Dogs sighing with ecstatic relief as the 8-bit music of the spheres swells to a triumphant conclusion and the universe dissolves away to reveal a message inscribed into the void reading “LEVEL 2.”
Dogs tossing aside Marie Antoinette’s severed head in annoyance, complaining, “But our princess is in another castle.”
Dogs pressing your digitized corpse into a wood chipper and calling to an absent camera over 8-bit grinding sounds as a stream of untethered pixels flies forth and coats the landscape, “CHIPTUNE.”

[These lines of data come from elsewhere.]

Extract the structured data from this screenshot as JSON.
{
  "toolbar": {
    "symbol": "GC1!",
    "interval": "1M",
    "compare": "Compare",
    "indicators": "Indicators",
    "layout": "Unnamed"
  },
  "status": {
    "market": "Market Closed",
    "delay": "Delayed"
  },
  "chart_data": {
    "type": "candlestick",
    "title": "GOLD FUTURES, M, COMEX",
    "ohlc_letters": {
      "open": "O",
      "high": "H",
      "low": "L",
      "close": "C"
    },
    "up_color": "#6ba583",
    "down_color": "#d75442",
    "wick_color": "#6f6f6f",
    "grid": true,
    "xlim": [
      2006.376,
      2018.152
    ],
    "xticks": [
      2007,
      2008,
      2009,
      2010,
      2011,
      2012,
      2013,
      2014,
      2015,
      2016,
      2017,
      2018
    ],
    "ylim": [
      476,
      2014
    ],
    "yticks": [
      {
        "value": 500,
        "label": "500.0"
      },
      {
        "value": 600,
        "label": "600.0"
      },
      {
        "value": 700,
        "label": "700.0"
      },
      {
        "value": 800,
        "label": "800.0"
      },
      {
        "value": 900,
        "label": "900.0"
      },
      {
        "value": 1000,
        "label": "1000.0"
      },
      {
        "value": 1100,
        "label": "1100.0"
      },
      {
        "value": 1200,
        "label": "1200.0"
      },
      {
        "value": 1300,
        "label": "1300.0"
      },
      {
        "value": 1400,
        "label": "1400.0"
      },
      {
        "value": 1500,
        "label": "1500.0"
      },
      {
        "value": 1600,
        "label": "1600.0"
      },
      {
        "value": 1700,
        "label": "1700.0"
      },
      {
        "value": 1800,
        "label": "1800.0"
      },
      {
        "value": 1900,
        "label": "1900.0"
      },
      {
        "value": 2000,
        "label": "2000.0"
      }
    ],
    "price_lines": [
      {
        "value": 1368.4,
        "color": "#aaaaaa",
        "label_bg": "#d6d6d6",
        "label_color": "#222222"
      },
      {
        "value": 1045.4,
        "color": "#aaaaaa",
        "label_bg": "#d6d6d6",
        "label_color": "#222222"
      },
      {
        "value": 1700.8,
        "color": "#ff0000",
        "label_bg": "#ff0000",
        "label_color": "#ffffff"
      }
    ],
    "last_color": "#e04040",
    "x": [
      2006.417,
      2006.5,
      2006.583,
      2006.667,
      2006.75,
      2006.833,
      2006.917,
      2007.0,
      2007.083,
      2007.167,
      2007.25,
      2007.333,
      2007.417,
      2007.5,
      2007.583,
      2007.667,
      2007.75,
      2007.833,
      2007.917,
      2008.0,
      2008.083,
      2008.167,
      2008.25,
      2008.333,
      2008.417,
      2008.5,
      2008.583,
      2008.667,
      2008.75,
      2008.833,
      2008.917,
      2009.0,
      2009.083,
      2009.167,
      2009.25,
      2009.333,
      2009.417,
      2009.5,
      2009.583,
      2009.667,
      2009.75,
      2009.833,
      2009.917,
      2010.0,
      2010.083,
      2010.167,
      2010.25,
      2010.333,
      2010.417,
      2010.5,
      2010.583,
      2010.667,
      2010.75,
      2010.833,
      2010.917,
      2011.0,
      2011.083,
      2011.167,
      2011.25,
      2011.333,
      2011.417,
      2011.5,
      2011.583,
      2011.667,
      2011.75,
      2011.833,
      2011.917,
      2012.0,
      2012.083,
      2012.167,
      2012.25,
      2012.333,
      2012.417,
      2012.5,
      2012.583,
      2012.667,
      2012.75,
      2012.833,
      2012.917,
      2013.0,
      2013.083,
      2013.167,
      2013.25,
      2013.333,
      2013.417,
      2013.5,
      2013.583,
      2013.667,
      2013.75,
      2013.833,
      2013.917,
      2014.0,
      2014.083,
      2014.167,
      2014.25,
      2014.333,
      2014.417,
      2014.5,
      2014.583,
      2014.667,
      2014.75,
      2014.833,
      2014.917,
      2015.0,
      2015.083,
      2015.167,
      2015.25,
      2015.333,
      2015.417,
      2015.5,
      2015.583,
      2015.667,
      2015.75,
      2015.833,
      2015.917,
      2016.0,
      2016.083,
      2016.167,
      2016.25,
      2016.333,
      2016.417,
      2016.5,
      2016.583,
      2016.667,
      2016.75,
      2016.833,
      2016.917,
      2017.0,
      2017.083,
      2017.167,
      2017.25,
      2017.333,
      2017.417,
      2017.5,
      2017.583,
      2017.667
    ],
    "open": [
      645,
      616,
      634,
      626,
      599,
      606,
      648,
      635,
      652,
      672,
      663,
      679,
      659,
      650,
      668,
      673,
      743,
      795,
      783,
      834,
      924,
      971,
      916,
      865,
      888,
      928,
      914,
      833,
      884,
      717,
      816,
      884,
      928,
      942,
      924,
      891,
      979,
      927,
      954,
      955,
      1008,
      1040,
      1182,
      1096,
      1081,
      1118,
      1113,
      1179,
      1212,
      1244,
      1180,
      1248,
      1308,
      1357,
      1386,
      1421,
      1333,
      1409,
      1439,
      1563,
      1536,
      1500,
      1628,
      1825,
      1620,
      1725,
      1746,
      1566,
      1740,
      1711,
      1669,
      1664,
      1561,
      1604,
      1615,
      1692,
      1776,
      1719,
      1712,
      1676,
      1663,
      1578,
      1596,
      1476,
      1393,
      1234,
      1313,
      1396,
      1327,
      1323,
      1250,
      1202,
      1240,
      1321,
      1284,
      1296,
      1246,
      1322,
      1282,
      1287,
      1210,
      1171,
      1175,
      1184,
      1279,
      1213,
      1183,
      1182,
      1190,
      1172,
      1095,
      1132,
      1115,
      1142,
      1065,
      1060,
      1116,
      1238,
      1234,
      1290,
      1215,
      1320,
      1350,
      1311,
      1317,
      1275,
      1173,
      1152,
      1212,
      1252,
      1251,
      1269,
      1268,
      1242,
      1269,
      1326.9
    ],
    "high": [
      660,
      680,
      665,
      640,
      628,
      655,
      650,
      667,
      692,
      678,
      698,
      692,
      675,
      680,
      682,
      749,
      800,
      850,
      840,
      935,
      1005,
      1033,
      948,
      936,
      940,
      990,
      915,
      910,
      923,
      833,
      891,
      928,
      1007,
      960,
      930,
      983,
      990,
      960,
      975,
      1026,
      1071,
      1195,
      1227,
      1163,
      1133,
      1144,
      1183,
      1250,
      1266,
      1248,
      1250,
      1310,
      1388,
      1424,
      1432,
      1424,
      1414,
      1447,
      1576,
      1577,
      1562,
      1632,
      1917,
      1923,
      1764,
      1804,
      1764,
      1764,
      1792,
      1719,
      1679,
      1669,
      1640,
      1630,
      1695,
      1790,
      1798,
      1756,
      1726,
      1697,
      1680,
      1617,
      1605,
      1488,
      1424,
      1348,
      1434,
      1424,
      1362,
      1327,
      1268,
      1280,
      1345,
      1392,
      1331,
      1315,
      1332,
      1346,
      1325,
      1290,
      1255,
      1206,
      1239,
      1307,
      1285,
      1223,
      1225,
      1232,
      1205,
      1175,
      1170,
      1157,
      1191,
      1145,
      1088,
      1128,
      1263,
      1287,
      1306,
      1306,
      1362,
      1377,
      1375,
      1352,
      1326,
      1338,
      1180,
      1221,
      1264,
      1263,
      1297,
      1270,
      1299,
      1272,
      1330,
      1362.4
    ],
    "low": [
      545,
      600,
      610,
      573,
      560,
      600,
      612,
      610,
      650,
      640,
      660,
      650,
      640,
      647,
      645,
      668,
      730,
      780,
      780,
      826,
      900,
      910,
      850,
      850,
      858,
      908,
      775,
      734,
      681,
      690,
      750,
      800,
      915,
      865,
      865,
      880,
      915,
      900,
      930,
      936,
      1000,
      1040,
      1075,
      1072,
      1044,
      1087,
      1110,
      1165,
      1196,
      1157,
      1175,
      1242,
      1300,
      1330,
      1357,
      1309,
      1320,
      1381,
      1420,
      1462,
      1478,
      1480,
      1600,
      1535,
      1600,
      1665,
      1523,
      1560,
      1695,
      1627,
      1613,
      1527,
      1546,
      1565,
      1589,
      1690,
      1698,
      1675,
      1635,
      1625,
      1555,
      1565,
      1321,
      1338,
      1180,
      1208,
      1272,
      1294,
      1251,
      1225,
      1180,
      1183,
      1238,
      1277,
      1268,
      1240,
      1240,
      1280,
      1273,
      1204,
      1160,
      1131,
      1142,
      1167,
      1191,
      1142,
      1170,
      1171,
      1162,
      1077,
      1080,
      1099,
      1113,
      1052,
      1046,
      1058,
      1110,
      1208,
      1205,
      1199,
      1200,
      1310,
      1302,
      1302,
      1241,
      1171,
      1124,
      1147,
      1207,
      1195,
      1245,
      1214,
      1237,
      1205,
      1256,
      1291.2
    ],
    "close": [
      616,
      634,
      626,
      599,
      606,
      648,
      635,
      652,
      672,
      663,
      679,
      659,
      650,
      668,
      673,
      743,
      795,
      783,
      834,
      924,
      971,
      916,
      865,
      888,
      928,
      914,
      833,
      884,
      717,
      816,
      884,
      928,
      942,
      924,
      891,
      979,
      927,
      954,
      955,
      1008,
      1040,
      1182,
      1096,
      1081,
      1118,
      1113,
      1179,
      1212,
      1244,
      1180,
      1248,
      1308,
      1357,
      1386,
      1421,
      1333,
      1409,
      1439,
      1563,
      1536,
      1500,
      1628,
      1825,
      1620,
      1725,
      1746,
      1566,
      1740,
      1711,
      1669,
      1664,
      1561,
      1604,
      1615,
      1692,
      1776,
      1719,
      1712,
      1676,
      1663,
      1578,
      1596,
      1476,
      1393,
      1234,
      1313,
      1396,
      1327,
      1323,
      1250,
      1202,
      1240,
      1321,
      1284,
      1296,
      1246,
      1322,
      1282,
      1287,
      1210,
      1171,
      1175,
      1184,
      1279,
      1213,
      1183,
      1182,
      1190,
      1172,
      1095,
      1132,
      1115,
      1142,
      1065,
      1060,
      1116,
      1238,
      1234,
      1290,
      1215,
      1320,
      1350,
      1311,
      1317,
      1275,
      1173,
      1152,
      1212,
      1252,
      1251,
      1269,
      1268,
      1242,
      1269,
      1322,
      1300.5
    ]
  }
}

Dogs surveying a museum exhibit of video game systems and shedding a single nostalgic tear before turning toward an absent audience and leaping out of the frame, out of existence, and off into oblivion.
Dogs surfing the waves of a Nicaraguan mudslide through a rapidly disintegrating countryside, and humming along to the Super Mario Bros. theme while spiraling down endlessly into a bottomless canyon.
Dogs gasping in anguish as all mid-century cultural nostalgia and longing is obliterated in the concussive blast of a hydrogen bomb while an unseen voice instructs uselessly, “Play a video game.”
Dogs exiting Scott Pilgrim vs. the World, lamenting, “I was rooting for the World.”
Dogs rotating at the head and explaining in the alien, Autotuned voice of the Other, “Space Invaders are Smoking Grass.”
Dogs arriving at the end of the universe and observing the progress of massive conglomerate blocks of matter toward a singularity as a crackly, 8-bit version of “Korobeiniki” blares throughout the reducing walls of space.
Dogs cracking open a dust-streaked NES game console to reveal 100 miniature human skeletons arranged in the formation, costumes, and instruments of a full-size symphony orchestra.